Quotes / Acceptable Breaks from Reality

"Ultimately, the goal in writing good fiction isn't "accuracy", it's believability. The goal is to take the more fantastical elements and give them a sense of verisimilitude. For science fiction, scientific accuracy in anything not hand waved for the good of the story is a good start. If you want to preserve the sense of being real, you have to diverge as little as possible in your hand waving.
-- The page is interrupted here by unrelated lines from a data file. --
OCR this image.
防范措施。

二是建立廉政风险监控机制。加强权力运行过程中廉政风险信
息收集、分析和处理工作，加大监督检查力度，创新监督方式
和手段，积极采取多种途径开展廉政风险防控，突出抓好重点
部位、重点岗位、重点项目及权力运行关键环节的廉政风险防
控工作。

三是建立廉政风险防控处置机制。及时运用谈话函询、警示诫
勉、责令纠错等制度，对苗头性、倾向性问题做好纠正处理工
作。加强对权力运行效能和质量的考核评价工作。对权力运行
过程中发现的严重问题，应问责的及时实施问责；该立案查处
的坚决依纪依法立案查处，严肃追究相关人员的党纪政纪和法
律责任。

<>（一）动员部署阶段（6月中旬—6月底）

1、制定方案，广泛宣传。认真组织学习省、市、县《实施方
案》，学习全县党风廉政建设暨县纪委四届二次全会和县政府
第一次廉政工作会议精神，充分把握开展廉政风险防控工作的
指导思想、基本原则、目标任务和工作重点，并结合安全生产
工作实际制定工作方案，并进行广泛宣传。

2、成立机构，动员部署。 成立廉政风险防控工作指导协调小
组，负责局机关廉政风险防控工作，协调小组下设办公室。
"Stromberg’s plan in The Spy Who Loved Me is to kidnap British and Russian submarines to start a war, why? Surely he’d be better off hunting American and Russian craft? Elliot Carver in Tomorrow Never Dies wants the story of the century about a war between China and the UK? Surely Britain is a little out of their league, here? A cynical person might call that inflated sense of importance a delusion, but that misses the key part of the trick... No nation in the world fears unilateral British military action, so Bond becomes a cute fantasy. If he were American, the connotations would be entirely different — the movies would be derided as puff and propaganda."

"We play more to the icon and the myth in this book than to facts, and so should you in your stories. In doing research, this book's writers have come up with some pretty sad details. You'll see Vincent the Chin staggering around the neighbourhood in his bathrobe, pretending to be insane. You'll see nepotism at its worst, with John Gotti Jr being handed the reins of the most visible crime family in the world. To hell with all this: this book accepts them as facts, but also sweeps their gravity under the rug. For the sake of the story, they still happened, but they're footnotes in the continuing legacy of Carlo Gambino, Joe Masseria, Bugsy Siegel, Lucky Luciano, Sam Giancana, and all the rest. It's still an era of Frank Sinatra songs, Marlon Brando imagery, Mario Puzo bombast and governors shaking hands with dons. [...]
Yes, it's unrealistic, but it's an icon."